I wanted to bring the readers attention to Parul Kumar’s new article on the treatment of substantive allegations of fraud in arbitration, published in Arbitration International, a journal published by the London Court of International Arbitration. The abstract of the article is below and the article can be found here.
“The Indian Supreme Court judgment in A. Ayyasamy v A. Paramasivam and Others (2016) is the latest in a series of judgments that have held that cases of ‘serious fraud’ are not arbitrable. Indian courts have long held the view that substantive issues of fraud cannot be arbitrated. This article will argue that this view, apart from being oblivious to the modern context of arbitration in India and across the world, threatens to erode the provisions of the Arbitration and Conciliation Act, 1996. This law, which sought to reduce judicial intervention in arbitration matters, contemplated a very limited scope for courts to decline reference to arbitration, and gave recognition to the principle that arbitral tribunals (and not courts) should decide the limits of their jurisdiction. This article will, on the one hand, explore the genesis of the judicial view that fraud cannot be the subject of arbitration, by studying judgments from the past century, and on the other, examine whether such a position is tenable in the statutory environment of the 1996 law.”
The article does have wider implications for the history of arbitration in India. As the author tells LOAT
” I had started out with the intention of writing a critique on the recent judgment of the Supreme Court in A. Ayyasamy v. A. Paramasivam and Others [(2016) 10 SCC 386], which, following the judgment in N. Radhakrishnan v. Maestro Engineers and Others [(2010) 1 SCC 72], held cases of “serious fraud” to be un-arbitrable. In my view, both of these judgments of the Supreme Court make for unsatisfactory precedents in the context of the Arbitration and Conciliation Act, 1996, particularly in view of Sections 8 and 16 of the Act.
However, upon delving a little deeper into the issues associated with this topic, my research focus expanded, and this ended up becoming a more detailed study than had been initially envisaged. Unlike the literature on the topic…, I have attempted to probe a little into the historical distrust of arbitration/arbitrators in India, which I believe lies at the heart of this controversy.
One aspect of this study entailed a legal analysis of rulings on the arbitrability of fraud under older legislations: the Indian Arbitration Act, 1899, as well as the Arbitration Act 1940. But I was also fascinated by the history of arbitration in India, and some questions in particular. What was, historically, the profile of the Indian arbitrator? How did this evolve? What kinds of matters were usually arbitrated in India historically? I believe it is important to inquire into these questions to better understand why Indian courts have attempted to shape the discourse on fraud in terms of the “competence” of arbitrators.
Since I was writing a legal article, I could not go into tremendous detail over the historical reasons as to why Indian courts have been distrustful of arbitration as a mode of dispute resolution. As a practising lawyer, I was also handicapped by a lack of access to relevant historical material, and/or time to source such material. But I have attempted to make a foray into this area, and tried to connect this with the more contemporary theme of the unsuitability of arbitration for disputes involving “serious fraud”.
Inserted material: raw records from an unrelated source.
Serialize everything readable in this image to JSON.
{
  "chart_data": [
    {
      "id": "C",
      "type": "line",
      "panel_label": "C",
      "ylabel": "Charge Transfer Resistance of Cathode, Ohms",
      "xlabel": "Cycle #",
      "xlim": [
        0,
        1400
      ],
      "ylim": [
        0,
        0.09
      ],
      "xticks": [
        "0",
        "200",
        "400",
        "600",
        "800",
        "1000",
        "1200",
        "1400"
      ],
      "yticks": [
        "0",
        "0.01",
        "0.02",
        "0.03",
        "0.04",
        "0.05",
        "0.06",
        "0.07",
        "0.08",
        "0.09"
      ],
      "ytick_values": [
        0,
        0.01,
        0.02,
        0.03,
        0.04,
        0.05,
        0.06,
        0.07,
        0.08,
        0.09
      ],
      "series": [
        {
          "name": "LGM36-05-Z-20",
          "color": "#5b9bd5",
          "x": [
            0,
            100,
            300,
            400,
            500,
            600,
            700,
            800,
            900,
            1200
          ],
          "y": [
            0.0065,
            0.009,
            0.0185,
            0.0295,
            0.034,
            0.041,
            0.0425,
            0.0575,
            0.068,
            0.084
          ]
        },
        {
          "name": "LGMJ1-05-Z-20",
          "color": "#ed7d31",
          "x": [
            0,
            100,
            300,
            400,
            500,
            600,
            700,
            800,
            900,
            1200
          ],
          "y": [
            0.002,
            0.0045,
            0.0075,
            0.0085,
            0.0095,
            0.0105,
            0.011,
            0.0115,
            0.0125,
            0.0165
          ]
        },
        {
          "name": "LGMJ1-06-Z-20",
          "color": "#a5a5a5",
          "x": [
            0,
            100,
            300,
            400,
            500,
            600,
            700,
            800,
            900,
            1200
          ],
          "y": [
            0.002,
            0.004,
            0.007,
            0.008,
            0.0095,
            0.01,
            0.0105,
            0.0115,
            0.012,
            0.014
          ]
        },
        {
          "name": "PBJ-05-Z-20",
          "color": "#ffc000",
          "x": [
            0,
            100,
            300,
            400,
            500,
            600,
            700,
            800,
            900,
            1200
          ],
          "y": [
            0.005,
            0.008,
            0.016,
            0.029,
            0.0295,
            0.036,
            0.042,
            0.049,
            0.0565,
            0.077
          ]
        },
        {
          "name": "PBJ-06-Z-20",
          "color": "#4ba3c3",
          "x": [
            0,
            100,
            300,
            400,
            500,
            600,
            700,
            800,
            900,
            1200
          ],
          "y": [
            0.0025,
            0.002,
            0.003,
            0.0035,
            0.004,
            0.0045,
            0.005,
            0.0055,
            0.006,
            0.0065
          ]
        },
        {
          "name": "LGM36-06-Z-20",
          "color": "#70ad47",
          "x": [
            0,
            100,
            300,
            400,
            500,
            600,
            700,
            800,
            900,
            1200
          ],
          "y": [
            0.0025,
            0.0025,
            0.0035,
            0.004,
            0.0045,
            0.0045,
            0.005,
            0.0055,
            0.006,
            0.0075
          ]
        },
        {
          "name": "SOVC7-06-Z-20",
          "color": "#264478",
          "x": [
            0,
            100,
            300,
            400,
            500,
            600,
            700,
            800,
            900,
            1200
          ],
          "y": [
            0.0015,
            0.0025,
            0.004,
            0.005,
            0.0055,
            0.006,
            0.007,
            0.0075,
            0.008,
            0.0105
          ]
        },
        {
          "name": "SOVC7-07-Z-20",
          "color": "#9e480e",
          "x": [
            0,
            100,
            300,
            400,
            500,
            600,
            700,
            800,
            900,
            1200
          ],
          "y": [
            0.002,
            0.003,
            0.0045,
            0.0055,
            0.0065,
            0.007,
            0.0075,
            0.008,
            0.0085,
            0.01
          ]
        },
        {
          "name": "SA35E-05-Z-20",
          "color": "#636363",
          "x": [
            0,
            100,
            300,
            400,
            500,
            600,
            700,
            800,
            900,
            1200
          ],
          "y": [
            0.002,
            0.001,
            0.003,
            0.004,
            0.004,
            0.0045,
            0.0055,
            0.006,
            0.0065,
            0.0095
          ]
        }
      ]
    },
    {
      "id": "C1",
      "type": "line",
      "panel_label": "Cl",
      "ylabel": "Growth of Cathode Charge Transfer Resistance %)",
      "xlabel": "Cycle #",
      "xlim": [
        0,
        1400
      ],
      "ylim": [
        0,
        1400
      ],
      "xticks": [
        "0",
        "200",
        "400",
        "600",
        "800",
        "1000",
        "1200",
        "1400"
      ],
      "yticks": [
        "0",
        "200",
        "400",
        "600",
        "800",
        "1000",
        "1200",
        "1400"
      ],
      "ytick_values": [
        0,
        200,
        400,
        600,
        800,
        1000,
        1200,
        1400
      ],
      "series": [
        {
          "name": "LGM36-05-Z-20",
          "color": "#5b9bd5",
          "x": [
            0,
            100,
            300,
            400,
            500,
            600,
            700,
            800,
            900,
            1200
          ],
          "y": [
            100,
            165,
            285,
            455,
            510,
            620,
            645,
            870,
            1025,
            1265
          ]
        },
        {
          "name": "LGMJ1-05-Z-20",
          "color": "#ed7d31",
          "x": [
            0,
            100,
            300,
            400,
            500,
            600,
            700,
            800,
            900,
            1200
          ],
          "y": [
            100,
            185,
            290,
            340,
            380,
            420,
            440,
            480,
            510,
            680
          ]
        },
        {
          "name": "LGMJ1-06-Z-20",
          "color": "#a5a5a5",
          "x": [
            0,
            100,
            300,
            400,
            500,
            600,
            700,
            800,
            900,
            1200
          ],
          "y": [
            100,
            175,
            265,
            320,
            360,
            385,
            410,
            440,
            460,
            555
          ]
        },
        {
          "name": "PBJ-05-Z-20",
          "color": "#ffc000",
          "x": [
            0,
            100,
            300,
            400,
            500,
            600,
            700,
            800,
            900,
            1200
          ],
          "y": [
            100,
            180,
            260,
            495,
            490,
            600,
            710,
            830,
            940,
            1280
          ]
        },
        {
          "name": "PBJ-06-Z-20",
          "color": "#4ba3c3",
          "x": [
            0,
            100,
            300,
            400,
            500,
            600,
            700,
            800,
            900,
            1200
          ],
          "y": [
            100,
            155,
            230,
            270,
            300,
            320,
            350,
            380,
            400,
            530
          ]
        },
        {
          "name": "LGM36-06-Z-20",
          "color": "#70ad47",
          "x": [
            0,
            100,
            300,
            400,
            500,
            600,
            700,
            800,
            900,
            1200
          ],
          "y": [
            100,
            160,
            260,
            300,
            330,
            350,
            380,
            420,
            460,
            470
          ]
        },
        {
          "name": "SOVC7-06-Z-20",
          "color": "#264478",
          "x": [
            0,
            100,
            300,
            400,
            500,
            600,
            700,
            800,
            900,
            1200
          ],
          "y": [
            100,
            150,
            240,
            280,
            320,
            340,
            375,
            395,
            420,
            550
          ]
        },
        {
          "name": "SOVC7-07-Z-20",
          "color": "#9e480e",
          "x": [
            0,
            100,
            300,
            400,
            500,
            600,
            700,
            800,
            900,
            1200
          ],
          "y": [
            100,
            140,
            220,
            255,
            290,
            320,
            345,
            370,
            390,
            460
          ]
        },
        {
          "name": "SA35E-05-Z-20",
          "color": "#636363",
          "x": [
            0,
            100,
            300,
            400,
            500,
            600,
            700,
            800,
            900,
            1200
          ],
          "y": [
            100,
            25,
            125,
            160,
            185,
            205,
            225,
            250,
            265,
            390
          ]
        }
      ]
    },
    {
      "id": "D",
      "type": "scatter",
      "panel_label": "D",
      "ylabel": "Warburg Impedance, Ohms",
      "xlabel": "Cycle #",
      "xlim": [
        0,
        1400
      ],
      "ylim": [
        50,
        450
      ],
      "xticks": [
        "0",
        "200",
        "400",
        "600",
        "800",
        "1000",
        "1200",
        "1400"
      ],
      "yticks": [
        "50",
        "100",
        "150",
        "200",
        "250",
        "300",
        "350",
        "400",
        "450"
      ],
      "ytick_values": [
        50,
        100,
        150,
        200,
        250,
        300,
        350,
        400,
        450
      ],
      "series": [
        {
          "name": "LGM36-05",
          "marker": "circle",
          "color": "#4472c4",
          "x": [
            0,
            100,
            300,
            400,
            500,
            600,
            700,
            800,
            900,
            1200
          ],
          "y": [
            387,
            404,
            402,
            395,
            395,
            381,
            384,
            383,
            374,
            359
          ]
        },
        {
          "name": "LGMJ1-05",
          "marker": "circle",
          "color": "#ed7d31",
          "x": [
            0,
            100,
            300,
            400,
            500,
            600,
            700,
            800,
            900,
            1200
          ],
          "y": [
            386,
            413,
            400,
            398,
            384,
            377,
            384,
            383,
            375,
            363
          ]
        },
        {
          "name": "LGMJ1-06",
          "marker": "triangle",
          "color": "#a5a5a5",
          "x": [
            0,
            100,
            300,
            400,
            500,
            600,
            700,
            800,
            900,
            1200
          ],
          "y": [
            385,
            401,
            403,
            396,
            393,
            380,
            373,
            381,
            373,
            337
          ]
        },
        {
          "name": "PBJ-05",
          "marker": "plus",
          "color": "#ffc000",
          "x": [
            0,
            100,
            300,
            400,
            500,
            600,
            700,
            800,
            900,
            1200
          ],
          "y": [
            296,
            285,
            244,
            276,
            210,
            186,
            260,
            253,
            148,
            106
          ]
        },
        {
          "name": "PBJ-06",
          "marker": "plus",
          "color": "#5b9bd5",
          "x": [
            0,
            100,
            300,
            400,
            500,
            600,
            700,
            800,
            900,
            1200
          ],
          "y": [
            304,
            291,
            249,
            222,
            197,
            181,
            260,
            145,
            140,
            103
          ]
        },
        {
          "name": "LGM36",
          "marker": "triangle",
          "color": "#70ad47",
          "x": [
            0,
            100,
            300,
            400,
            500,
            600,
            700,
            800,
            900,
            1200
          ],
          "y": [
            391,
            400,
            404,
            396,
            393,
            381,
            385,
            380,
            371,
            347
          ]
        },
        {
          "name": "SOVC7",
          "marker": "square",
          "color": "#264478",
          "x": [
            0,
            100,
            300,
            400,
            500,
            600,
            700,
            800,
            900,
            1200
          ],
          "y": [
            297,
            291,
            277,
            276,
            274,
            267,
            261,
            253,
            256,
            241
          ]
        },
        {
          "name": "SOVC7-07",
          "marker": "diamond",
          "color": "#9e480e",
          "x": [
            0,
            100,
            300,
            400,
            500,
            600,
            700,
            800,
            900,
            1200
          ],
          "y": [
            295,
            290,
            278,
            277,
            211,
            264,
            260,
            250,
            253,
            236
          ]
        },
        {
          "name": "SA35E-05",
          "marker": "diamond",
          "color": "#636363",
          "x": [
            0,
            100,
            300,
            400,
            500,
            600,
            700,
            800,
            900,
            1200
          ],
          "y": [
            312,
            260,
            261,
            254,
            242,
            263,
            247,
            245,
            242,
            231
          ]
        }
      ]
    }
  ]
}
As a side note, I would like to add that it appears that a void of scholarship exists currently insofar as a comprehensive history of arbitration in India is concerned. James Jaffe’s book, ‘Ironies of Colonial Governance: Law, Custom and Justice in Colonial India’ is an excellent resource material for the period in which arbitration was first brought to India by the British, and when it formed an amalgam with India’s existing panchayat system, even before arbitration formed the subject matter of legislation in colonial India. However, there is not a lot of readily available material on how arbitration evolved from a mode of resolving relatively uncomplicated disputes to becoming the most preferred mode of adjudicating commercial disputes in the country.